We now turn to appellant's claim of ineffective assistance of counsel. Appellant does not point out a specific error of counsel as the basis for his claim. He argues that "Counsel for the accused cannot agree that [the] client is guilty nor admit existence of incrimatory [sic] facts," citing Nels v. State, 2 Tex. 280 (Tex. 1847); Clayton v. State, 4 Tex. Ct. App. 515 (1878) and Owens v. State, 43 Tex. Crim. 249, 63 S.W. 634 (1901). These cases from early Texas jurisprudence involve improper statements made against a defendant by trial counsel or the court during the adjudication phase of jury trials. A probation revocation proceeding is neither a criminal nor a civil trial, but rather an administrative hearing. Cobb v.State, 851 S.W.2d at 873.

Further, revocation of appellant's community supervision was based solely upon his own plea of true. Appellant's counsel made no admissions regarding the guilt of the defendant, nor did she admit any facts that might have incriminated her client. The cases referred to by appellant have no relevance to his counsel's conduct at the revocation hearing. As that is the only error alleged by appellant, and because we find nothing in the record to indicate he received ineffective assistance of counsel in entering his plea, (3) we do not find it to be a meritorious issue.

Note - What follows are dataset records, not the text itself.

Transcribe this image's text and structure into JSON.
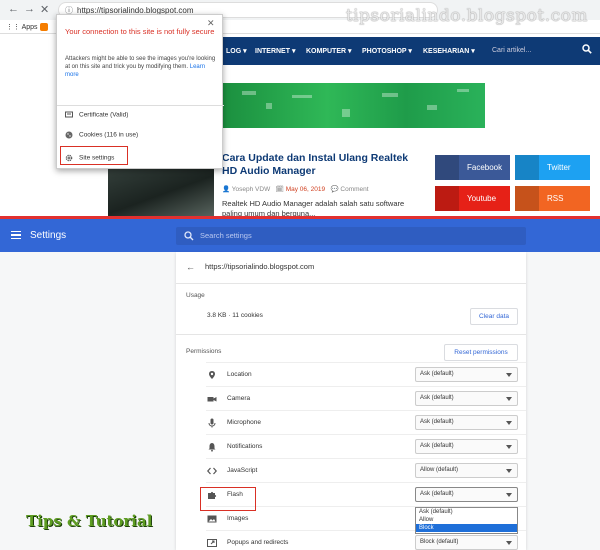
{
  "browser": {
    "url": "https://tipsorialindo.blogspot.com",
    "bookmarks": {
      "apps_label": "Apps"
    },
    "back_glyph": "←",
    "forward_glyph": "→",
    "reload_glyph": "✕"
  },
  "watermark": "tipsorialindo.blogspot.com",
  "site": {
    "nav": [
      "LOG ▾",
      "INTERNET ▾",
      "KOMPUTER ▾",
      "PHOTOSHOP ▾",
      "KESEHARIAN ▾"
    ],
    "search_placeholder": "Cari artikel...",
    "article": {
      "title": "Cara Update dan Instal Ulang Realtek HD Audio Manager",
      "author": "Yoseph VDW",
      "date": "May 06, 2019",
      "comment": "Comment",
      "snippet": "Realtek HD Audio Manager adalah salah satu software paling umum dan berguna..."
    },
    "social": [
      {
        "label": "Facebook",
        "color": "#3b5998"
      },
      {
        "label": "Twitter",
        "color": "#1da1f2"
      },
      {
        "label": "Youtube",
        "color": "#e62117"
      },
      {
        "label": "RSS",
        "color": "#f26522"
      }
    ]
  },
  "popup": {
    "warning_title": "Your connection to this site is not fully secure",
    "warning_body": "Attackers might be able to see the images you're looking at on this site and trick you by modifying them.",
    "learn_more": "Learn more",
    "certificate": "Certificate (Valid)",
    "cookies": "Cookies (116 in use)",
    "site_settings": "Site settings"
  },
  "settings": {
    "header_title": "Settings",
    "search_placeholder": "Search settings",
    "site_url": "https://tipsorialindo.blogspot.com",
    "usage_title": "Usage",
    "usage_text": "3.8 KB · 11 cookies",
    "clear_data": "Clear data",
    "permissions_title": "Permissions",
    "reset_permissions": "Reset permissions",
    "permissions": [
      {
        "label": "Location",
        "value": "Ask (default)",
        "icon": "location-icon"
      },
      {
        "label": "Camera",
        "value": "Ask (default)",
        "icon": "camera-icon"
      },
      {
        "label": "Microphone",
        "value": "Ask (default)",
        "icon": "microphone-icon"
      },
      {
        "label": "Notifications",
        "value": "Ask (default)",
        "icon": "bell-icon"
      },
      {
        "label": "JavaScript",
        "value": "Allow (default)",
        "icon": "code-icon"
      },
      {
        "label": "Flash",
        "value": "Ask (default)",
        "icon": "puzzle-icon"
      },
      {
        "label": "Images",
        "value": "",
        "icon": "image-icon"
      },
      {
        "label": "Popups and redirects",
        "value": "Block (default)",
        "icon": "popup-icon"
      }
    ],
    "flash_options": [
      "Ask (default)",
      "Allow",
      "Block"
    ],
    "flash_highlighted": "Block"
  },
  "logo_text": "Tips & Tutorial"
}
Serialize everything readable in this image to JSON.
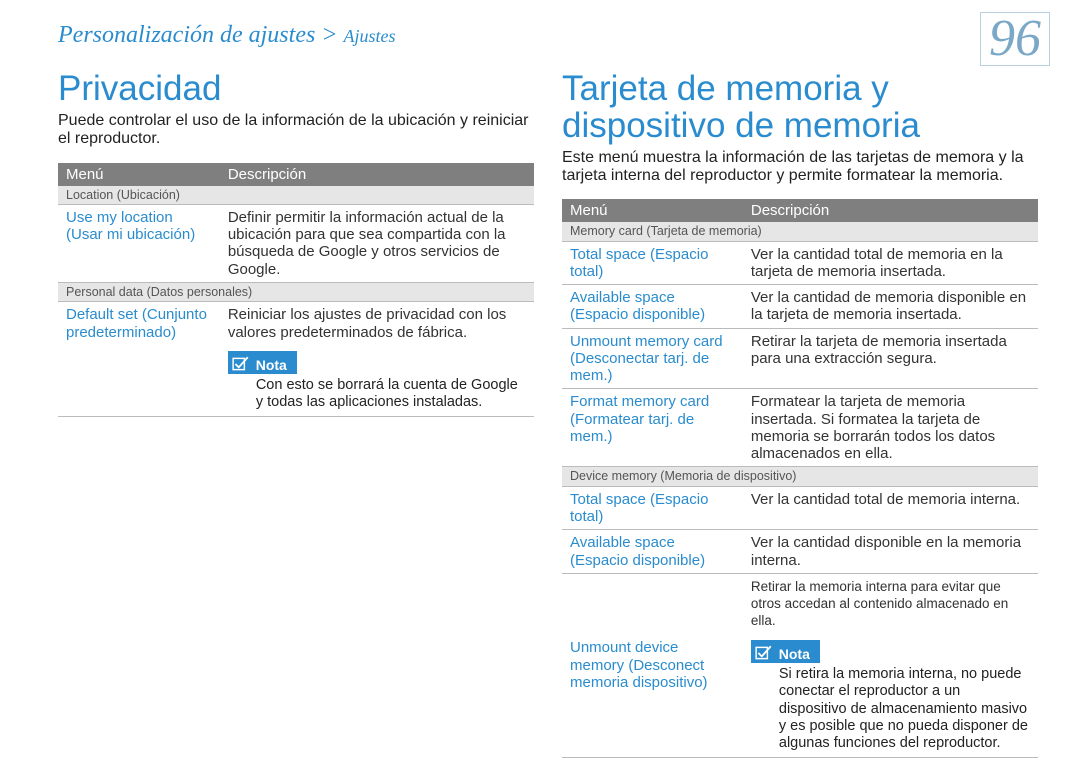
{
  "breadcrumb": {
    "main": "Personalización de ajustes",
    "sep": ">",
    "sub": "Ajustes"
  },
  "pageNumber": "96",
  "left": {
    "title": "Privacidad",
    "intro": "Puede controlar el uso de la información de la ubicación y reiniciar el reproductor.",
    "headers": {
      "menu": "Menú",
      "desc": "Descripción"
    },
    "cat1": "Location (Ubicación)",
    "row1": {
      "menu": "Use my location (Usar mi ubicación)",
      "desc": "Definir permitir la información actual de la ubicación para que sea compartida con la búsqueda de Google y otros servicios de Google."
    },
    "cat2": "Personal data (Datos personales)",
    "row2": {
      "menu": "Default set (Cunjunto predeterminado)",
      "desc": "Reiniciar los ajustes de privacidad con los valores predeterminados de fábrica.",
      "notaLabel": "Nota",
      "notaText": "Con esto se borrará la cuenta de Google y todas las aplicaciones instaladas."
    }
  },
  "right": {
    "title": "Tarjeta de memoria y dispositivo de memoria",
    "intro": "Este menú muestra la información de las tarjetas de memora y la tarjeta interna del reproductor y permite formatear la memoria.",
    "headers": {
      "menu": "Menú",
      "desc": "Descripción"
    },
    "cat1": "Memory card (Tarjeta de memoria)",
    "r1": {
      "menu": "Total space (Espacio total)",
      "desc": "Ver la cantidad total de memoria en la tarjeta de memoria insertada."
    },
    "r2": {
      "menu": "Available space (Espacio disponible)",
      "desc": "Ver la cantidad de memoria disponible en la tarjeta de memoria insertada."
    },
    "r3": {
      "menu": "Unmount memory card (Desconectar tarj. de mem.)",
      "desc": "Retirar la tarjeta de memoria insertada para una extracción segura."
    },
    "r4": {
      "menu": "Format memory card (Formatear tarj. de mem.)",
      "desc": "Formatear la tarjeta de memoria insertada. Si formatea la tarjeta de memoria se borrarán todos los datos almacenados en ella."
    },
    "cat2": "Device memory (Memoria de dispositivo)",
    "r5": {
      "menu": "Total space (Espacio total)",
      "desc": "Ver la cantidad total de memoria interna."
    },
    "r6": {
      "menu": "Available space (Espacio disponible)",
      "desc": "Ver la cantidad disponible en la memoria interna."
    },
    "r7": {
      "menu": "Unmount device memory (Desconect memoria dispositivo)",
      "desc": "Retirar la memoria interna para evitar que otros accedan al contenido almacenado en ella.",
      "notaLabel": "Nota",
      "notaText": "Si retira la memoria interna, no puede conectar el reproductor a un dispositivo de almacenamiento masivo y es posible que no pueda disponer de algunas funciones del reproductor."
    }
  }
}
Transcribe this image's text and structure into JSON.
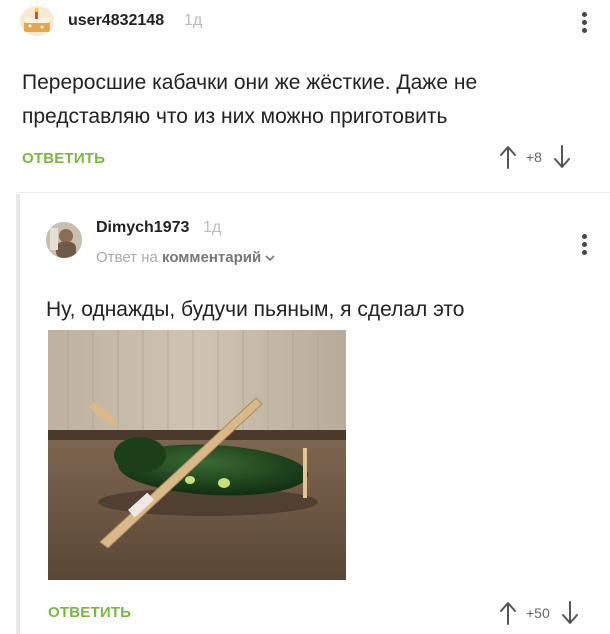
{
  "comments": [
    {
      "username": "user4832148",
      "time": "1д",
      "text": "Переросшие кабачки они же жёсткие. Даже не представляю что из них можно приготовить",
      "reply_label": "ОТВЕТИТЬ",
      "score": "+8"
    },
    {
      "username": "Dimych1973",
      "time": "1д",
      "reply_to_prefix": "Ответ на",
      "reply_to_link": "комментарий",
      "text": "Ну, однажды, будучи пьяным, я сделал это",
      "reply_label": "ОТВЕТИТЬ",
      "score": "+50"
    }
  ],
  "colors": {
    "accent": "#79b93f",
    "muted": "#aaaaaa"
  },
  "icons": [
    "avatar-cake-icon",
    "kebab-menu-icon",
    "upvote-arrow-icon",
    "downvote-arrow-icon",
    "chevron-down-icon"
  ]
}
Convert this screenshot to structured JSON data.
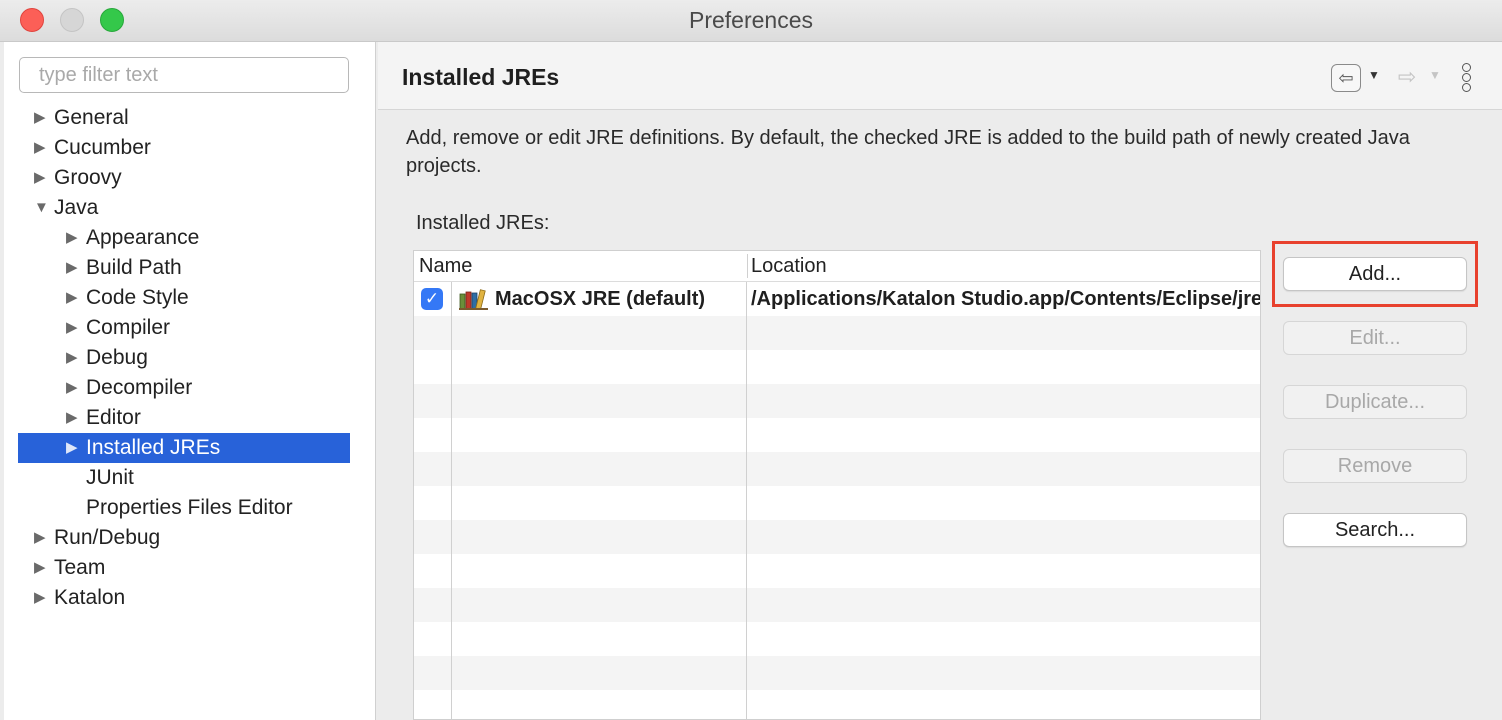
{
  "window": {
    "title": "Preferences"
  },
  "filter": {
    "placeholder": "type filter text",
    "value": ""
  },
  "tree": {
    "items": [
      {
        "label": "General"
      },
      {
        "label": "Cucumber"
      },
      {
        "label": "Groovy"
      },
      {
        "label": "Java"
      },
      {
        "label": "Appearance"
      },
      {
        "label": "Build Path"
      },
      {
        "label": "Code Style"
      },
      {
        "label": "Compiler"
      },
      {
        "label": "Debug"
      },
      {
        "label": "Decompiler"
      },
      {
        "label": "Editor"
      },
      {
        "label": "Installed JREs"
      },
      {
        "label": "JUnit"
      },
      {
        "label": "Properties Files Editor"
      },
      {
        "label": "Run/Debug"
      },
      {
        "label": "Team"
      },
      {
        "label": "Katalon"
      }
    ]
  },
  "page": {
    "title": "Installed JREs",
    "description": "Add, remove or edit JRE definitions. By default, the checked JRE is added to the build path of newly created Java projects.",
    "table_label": "Installed JREs:"
  },
  "table": {
    "columns": [
      "Name",
      "Location"
    ],
    "rows": [
      {
        "checked": true,
        "name": "MacOSX JRE (default)",
        "location": "/Applications/Katalon Studio.app/Contents/Eclipse/jre/Contents/Home"
      }
    ]
  },
  "buttons": {
    "add": "Add...",
    "edit": "Edit...",
    "duplicate": "Duplicate...",
    "remove": "Remove",
    "search": "Search..."
  },
  "icons": {
    "nav_back": "arrow-left-icon",
    "nav_forward": "arrow-right-icon",
    "view_menu": "vertical-dots-icon",
    "jre": "library-books-icon",
    "check": "checkmark-icon"
  },
  "colors": {
    "selection": "#2862d9",
    "checkbox": "#3478f6",
    "highlight": "#e8412e",
    "close": "#fc5f57",
    "maximize": "#34c84a"
  }
}
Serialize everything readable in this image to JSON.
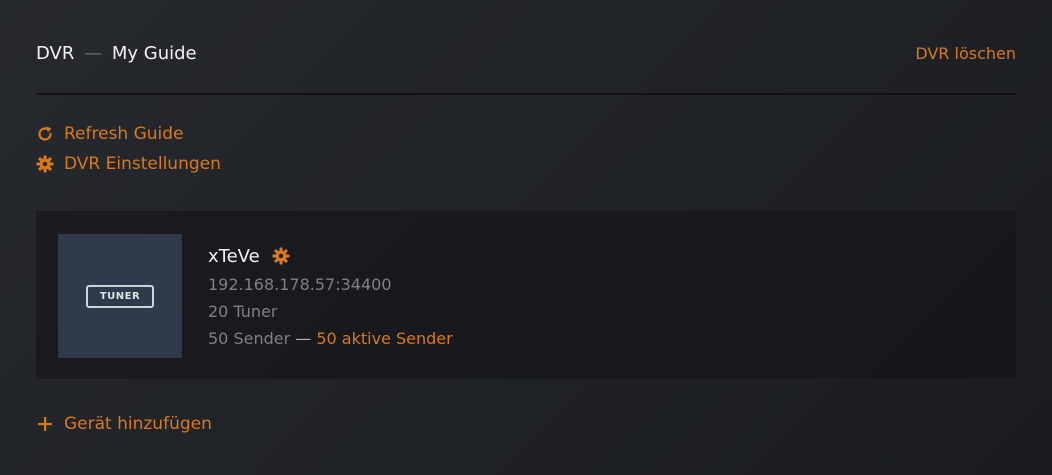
{
  "header": {
    "title_part1": "DVR",
    "title_sep": "—",
    "title_part2": "My Guide",
    "delete_label": "DVR löschen"
  },
  "actions": {
    "refresh_label": "Refresh Guide",
    "settings_label": "DVR Einstellungen",
    "add_device_label": "Gerät hinzufügen"
  },
  "device": {
    "thumb_label": "TUNER",
    "name": "xTeVe",
    "address": "192.168.178.57:34400",
    "tuners": "20 Tuner",
    "channels": "50 Sender",
    "channels_sep": "—",
    "active_channels": "50 aktive Sender"
  },
  "colors": {
    "accent": "#d9791c",
    "background": "#202328",
    "thumb_bg": "#2f3b4a"
  },
  "icons": {
    "refresh": "refresh-icon",
    "settings": "gear-icon",
    "add": "plus-icon"
  }
}
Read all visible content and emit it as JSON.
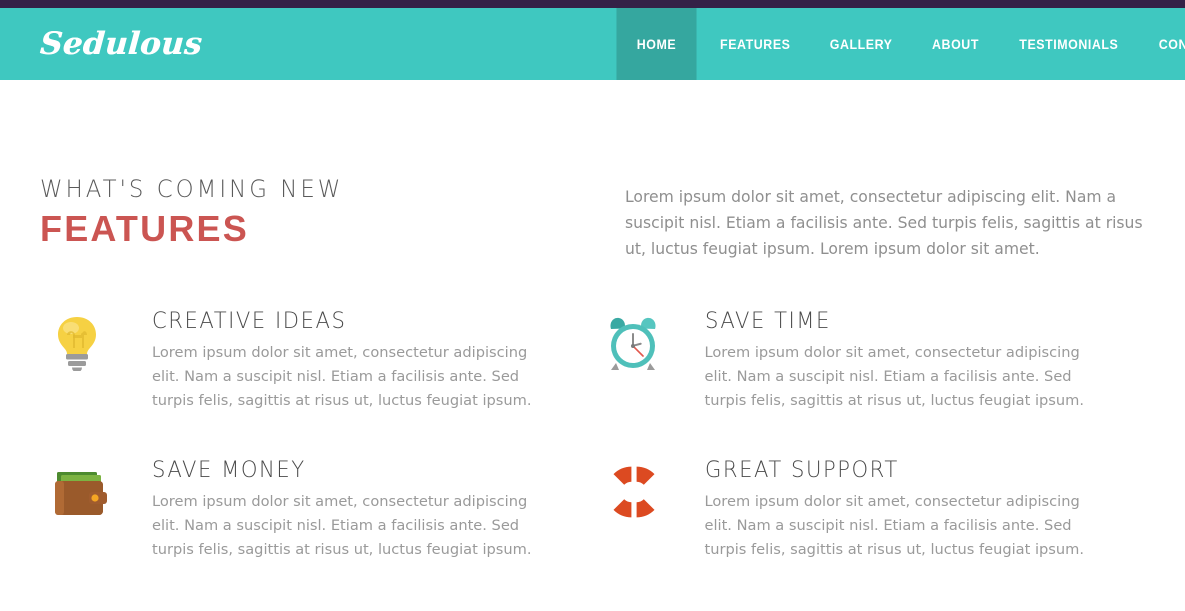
{
  "colors": {
    "topbar": "#342247",
    "header_teal": "#3fc8c0",
    "active_nav_teal": "#35a79f",
    "headline_red": "#cb5552",
    "body_text_grey": "#8f8f8f",
    "title_grey": "#4a4a4a"
  },
  "header": {
    "logo": "Sedulous",
    "nav": [
      {
        "label": "HOME",
        "active": true,
        "icon": "home-nav-item"
      },
      {
        "label": "FEATURES",
        "active": false,
        "icon": "features-nav-item"
      },
      {
        "label": "GALLERY",
        "active": false,
        "icon": "gallery-nav-item"
      },
      {
        "label": "ABOUT",
        "active": false,
        "icon": "about-nav-item"
      },
      {
        "label": "TESTIMONIALS",
        "active": false,
        "icon": "testimonials-nav-item"
      },
      {
        "label": "CONTACT",
        "active": false,
        "icon": "contact-nav-item"
      }
    ]
  },
  "intro": {
    "eyebrow": "What's coming new",
    "headline": "Features",
    "paragraph": "Lorem ipsum dolor sit amet, consectetur adipiscing elit. Nam a suscipit nisl. Etiam a facilisis ante. Sed turpis felis, sagittis at risus ut, luctus feugiat ipsum. Lorem ipsum dolor sit amet."
  },
  "features": [
    {
      "icon": "lightbulb-icon",
      "title": "Creative Ideas",
      "text": "Lorem ipsum dolor sit amet, consectetur adipiscing elit. Nam a suscipit nisl. Etiam a facilisis ante. Sed turpis felis, sagittis at risus ut, luctus feugiat ipsum."
    },
    {
      "icon": "alarm-clock-icon",
      "title": "Save Time",
      "text": "Lorem ipsum dolor sit amet, consectetur adipiscing elit. Nam a suscipit nisl. Etiam a facilisis ante. Sed turpis felis, sagittis at risus ut, luctus feugiat ipsum."
    },
    {
      "icon": "wallet-icon",
      "title": "Save Money",
      "text": "Lorem ipsum dolor sit amet, consectetur adipiscing elit. Nam a suscipit nisl. Etiam a facilisis ante. Sed turpis felis, sagittis at risus ut, luctus feugiat ipsum."
    },
    {
      "icon": "lifebuoy-support-icon",
      "title": "Great Support",
      "text": "Lorem ipsum dolor sit amet, consectetur adipiscing elit. Nam a suscipit nisl. Etiam a facilisis ante. Sed turpis felis, sagittis at risus ut, luctus feugiat ipsum."
    }
  ]
}
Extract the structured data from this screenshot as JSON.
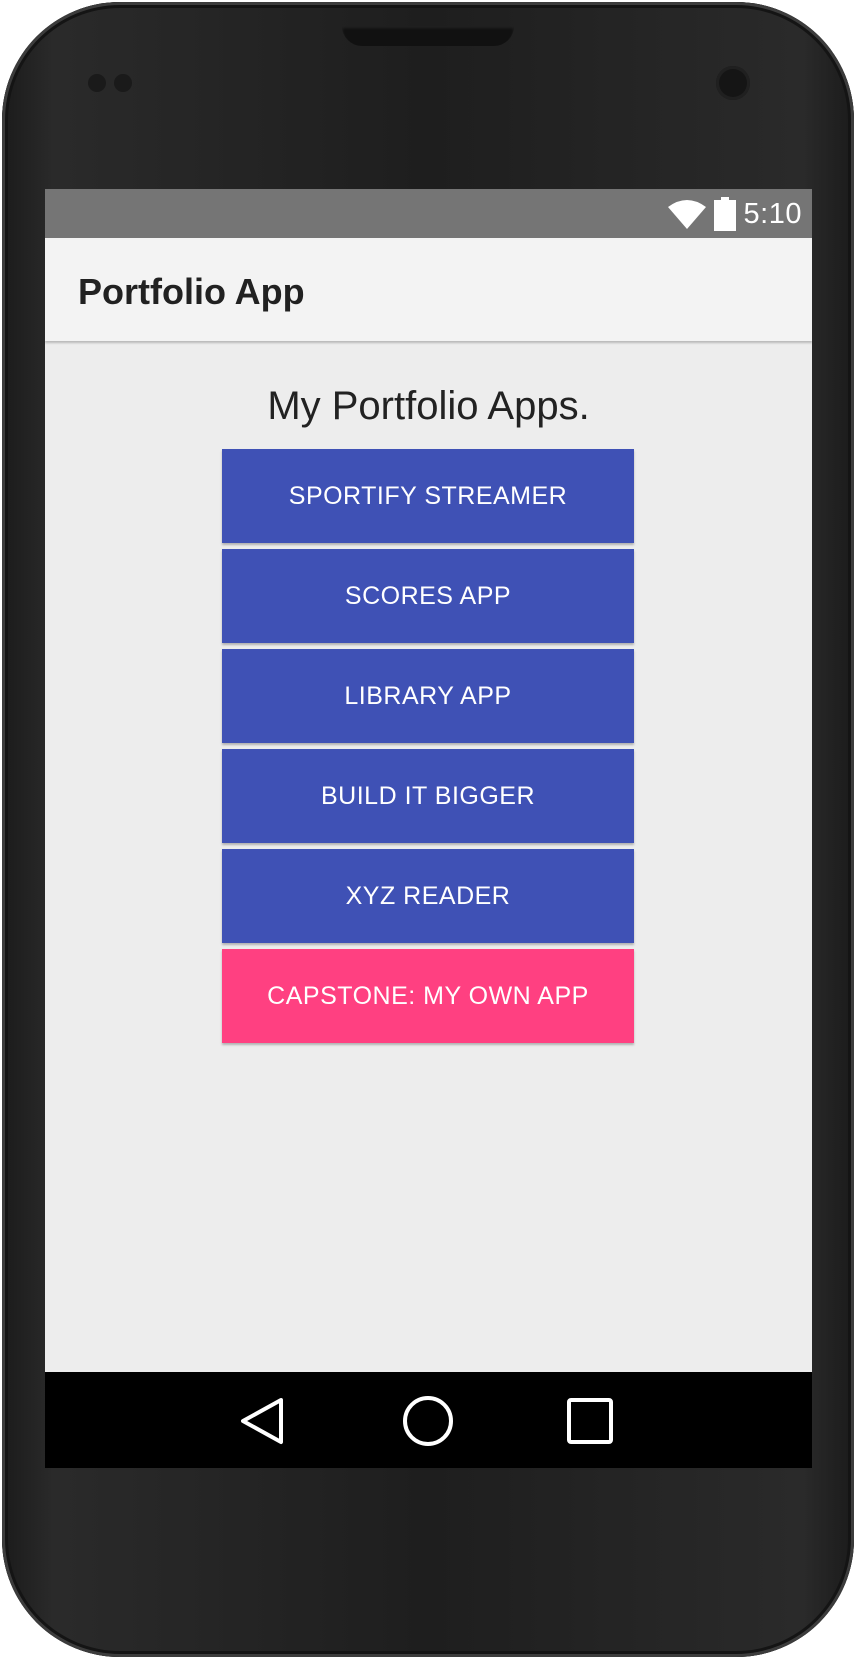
{
  "status_bar": {
    "time": "5:10",
    "icons": [
      "wifi-icon",
      "battery-icon"
    ]
  },
  "app_bar": {
    "title": "Portfolio App"
  },
  "main": {
    "heading": "My Portfolio Apps.",
    "buttons": [
      {
        "label": "SPORTIFY STREAMER",
        "color": "#3f51b5"
      },
      {
        "label": "SCORES APP",
        "color": "#3f51b5"
      },
      {
        "label": "LIBRARY APP",
        "color": "#3f51b5"
      },
      {
        "label": "BUILD IT BIGGER",
        "color": "#3f51b5"
      },
      {
        "label": "XYZ READER",
        "color": "#3f51b5"
      },
      {
        "label": "CAPSTONE: MY OWN APP",
        "color": "#ff4081"
      }
    ]
  },
  "nav_bar": {
    "buttons": [
      "back-icon",
      "home-icon",
      "recents-icon"
    ]
  },
  "colors": {
    "primary": "#3f51b5",
    "accent": "#ff4081",
    "status_bar": "#757575",
    "background": "#ededed"
  }
}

We have made an independent examination of the record to determine whether there are any arguable grounds for appeal. Penson v. Ohio, 488 U.S. 75, 109 S. Ct. 346, 102 L. Ed. 2d 300 (1988); Stafford v. State, 813 S.W.2d 503, 511 (Tex.Crim.App. 1991). We have found no such grounds and agree with appellate counsel that the appeal is without merit. Currie v. State, 516 S.W.2d 684 (Tex.Crim.App. 1974).

The trial court did not abuse its discretion in revoking appellant's community supervision. We grant counsel's motion to withdraw, overrule the issues raised by appellant, and affirm the judgment of the trial court.

James T. Campbell

Justice





Do not publish.

1. Tex. R. App. P. 25.2(a)(2), (d).

2. ' '

3. See Strickland v. Washington, 466 U.S. 668, 104 S. Ct. 2052, 80 L. Ed. 2d 674 (1984).